What I’m Reading Now (Notes from the Nightstand of Lilith’s Book Editor)

I recently stayed up all night reading The Obituary Writer by Ann Hood (Norton, $26.95), a literary novel whose chapters are alternately set in Virginia in 1960, where Claire, a Jackie Kennedy-obsessed young wife and mother finds herself no longer in love with her husband Peter; and in California in 1919, where a successful obituary writer named Vivien cannot overcome the loss of her own lover in the Great San Francisco Earthquake of 1906. Whereas most historical novels that flash back and forth move from present to past, Ann Hood manages to vividly capture two very different epochs. Her writing is rich with period details, from the cans of green beans Claire warms in the evening for her husband’s dinners to the competition among her friends to guess the color of the First Lady’s dress at the next public event to her creeping sense of boredom and unease: “Looking back on that evening, Claire tried to find the beginnings of a rupture, the way they say the San Andreas fault is already cracked and over time shifts more and more until the earth finally cracks open. But she could never find even a hairline fracture. She remembers feeling satisfaction over the dull predictability of her days. If she did not feel a thrill at the sound of Peter’s key in the front door each evening, she did feel a confidence, a rightness, to the way the hours presented themselves.” Perhaps the greatest triumph of the novel is that by the time Hood deftly connects the two plot lines in a surprising climax, the reader has already unconsciously grasped that despite living decades and miles apart, women who grieve and seek consolation are all part of a universal narrative.

I also recently read The Woman Upstairs by Claire Messud (Knopf, $25.95), the story of a 37-year-old unmarried elementary school teacher named Nora in Cambridge, Massachusetts who falls in love with the family of one of her students, a Lebanese boy named Reza Shahid whose father is a visiting professor at Harvard and whose glamorous Italian mother enjoys the successful art career that Nora always dreamed of for herself. As Nora becomes close friends with Reza’s mother, she re-kindles her own artistic passions, working painstakingly to create a miniature replica of Emily Dickinson’s room in Amherst as she struggles with her loneliness despite — or rather because of — her room of one’s own. Eventually the Shahid family returns to their home in Paris, but Nora never forgets them; ultimately this is a book about confronting the growing awareness that you may mean nothing to someone who means everything to you, and that in the face of this deeply painful inequity, there is no recourse.

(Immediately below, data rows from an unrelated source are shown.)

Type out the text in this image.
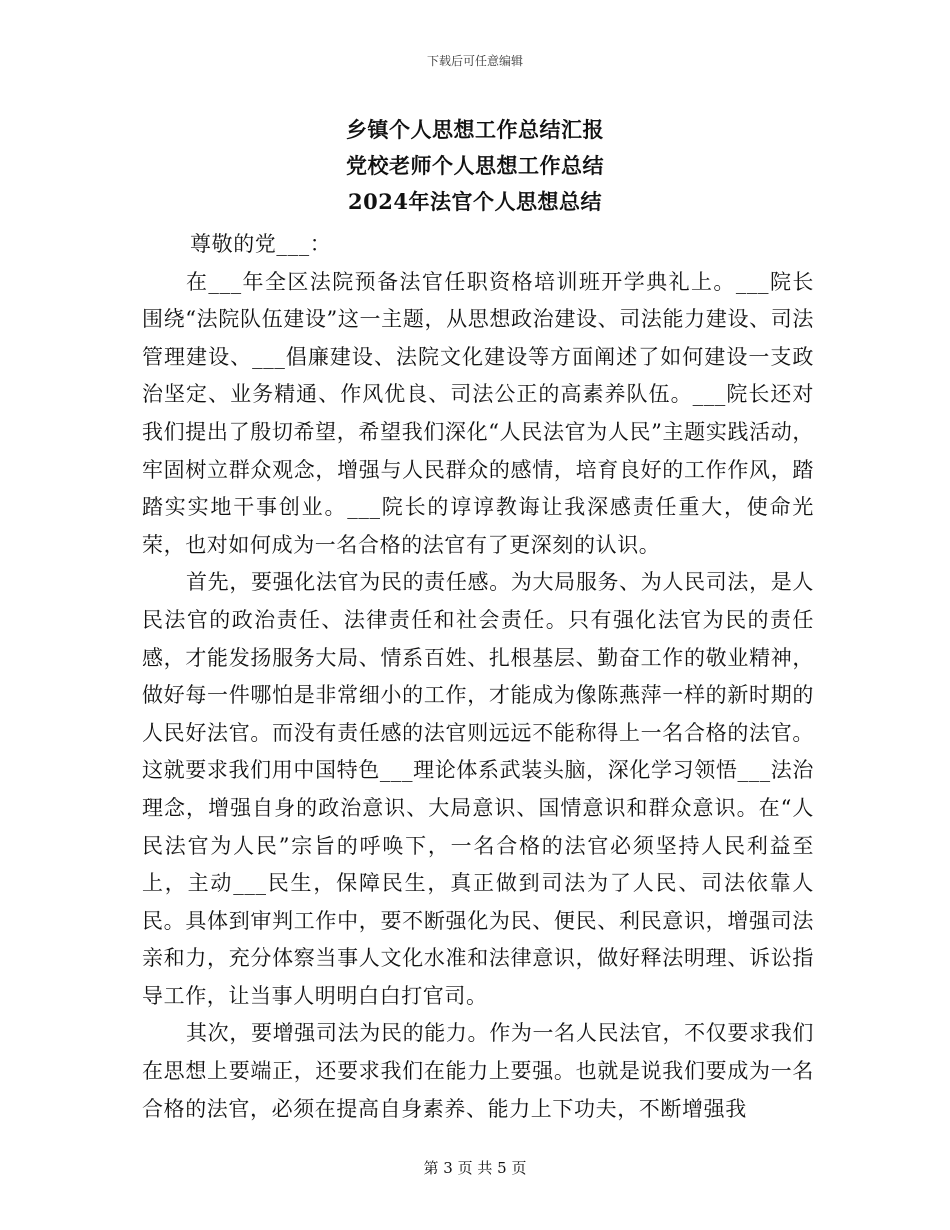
下载后可任意编辑
乡镇个人思想工作总结汇报
党校老师个人思想工作总结
2024年法官个人思想总结

尊敬的党___：

在___年全区法院预备法官任职资格培训班开学典礼上。___院长围绕“法院队伍建设”这一主题，从思想政治建设、司法能力建设、司法管理建设、___倡廉建设、法院文化建设等方面阐述了如何建设一支政治坚定、业务精通、作风优良、司法公正的高素养队伍。___院长还对我们提出了殷切希望，希望我们深化“人民法官为人民”主题实践活动，牢固树立群众观念，增强与人民群众的感情，培育良好的工作作风，踏踏实实地干事创业。___院长的谆谆教诲让我深感责任重大，使命光荣，也对如何成为一名合格的法官有了更深刻的认识。

首先，要强化法官为民的责任感。为大局服务、为人民司法，是人民法官的政治责任、法律责任和社会责任。只有强化法官为民的责任感，才能发扬服务大局、情系百姓、扎根基层、勤奋工作的敬业精神，做好每一件哪怕是非常细小的工作，才能成为像陈燕萍一样的新时期的人民好法官。而没有责任感的法官则远远不能称得上一名合格的法官。这就要求我们用中国特色___理论体系武装头脑，深化学习领悟___法治理念，增强自身的政治意识、大局意识、国情意识和群众意识。在“人民法官为人民”宗旨的呼唤下，一名合格的法官必须坚持人民利益至上，主动___民生，保障民生，真正做到司法为了人民、司法依靠人民。具体到审判工作中，要不断强化为民、便民、利民意识，增强司法亲和力，充分体察当事人文化水准和法律意识，做好释法明理、诉讼指导工作，让当事人明明白白打官司。

其次，要增强司法为民的能力。作为一名人民法官，不仅要求我们在思想上要端正，还要求我们在能力上要强。也就是说我们要成为一名合格的法官，必须在提高自身素养、能力上下功夫，不断增强我

第 3 页 共 5 页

And finally, on my nightstand now is Jessica Greenbaum’s newly published poetry collection The Two Yvonnes (Princeton, $12.95), which takes its invitingly beguiling title from the final poem in which the author confesses to misunderstanding a friend’s recommendation that she read a new translation of a Gogol story called “The Two Ivans.” Greenbaum finds herself repeatedly the subjects of others’ flawed memories, until she begins to think herself “the second Yvonne in the new translation” and wonders, “who are you? You who I thought the star of my story?” This type of self-interrogation and attempt at self-definition permeates the collection; in “Packing Slip,” she describes the contents of her self as “White, Jewish female, 5’ 4 1/2”, 112 lbs., brown eyes, brown hair / from hirsute tribes in Poland and Russia, Tay-Sachs positive, HIV / negative…. fallen arches from thirty years of running the streets of Roslyn / Manhattan, Houston, Brooklyn, and wherever she woke up.” Several of these poems allude to Greenbaum’s Jewish heritage, including one about a Passover day so warm that the speaker peels off her sweater in a celebration of freedom and a rare instance of self-forgiveness. Written with the narrative simplicity of prose and the emotional honesty of our most private moments, this collection–the first since Greenbaum’s debut Inventing Difficulty (1998) — spends multiple decades in the author’s life as a wife, mother, friend, and reader, reminding me of a comment once made to me by an editor friend: “Poets, if they are men, come out with a new collection every two years; if they are women, it’s more like every ten years, because there is all that life that must be lived in between.”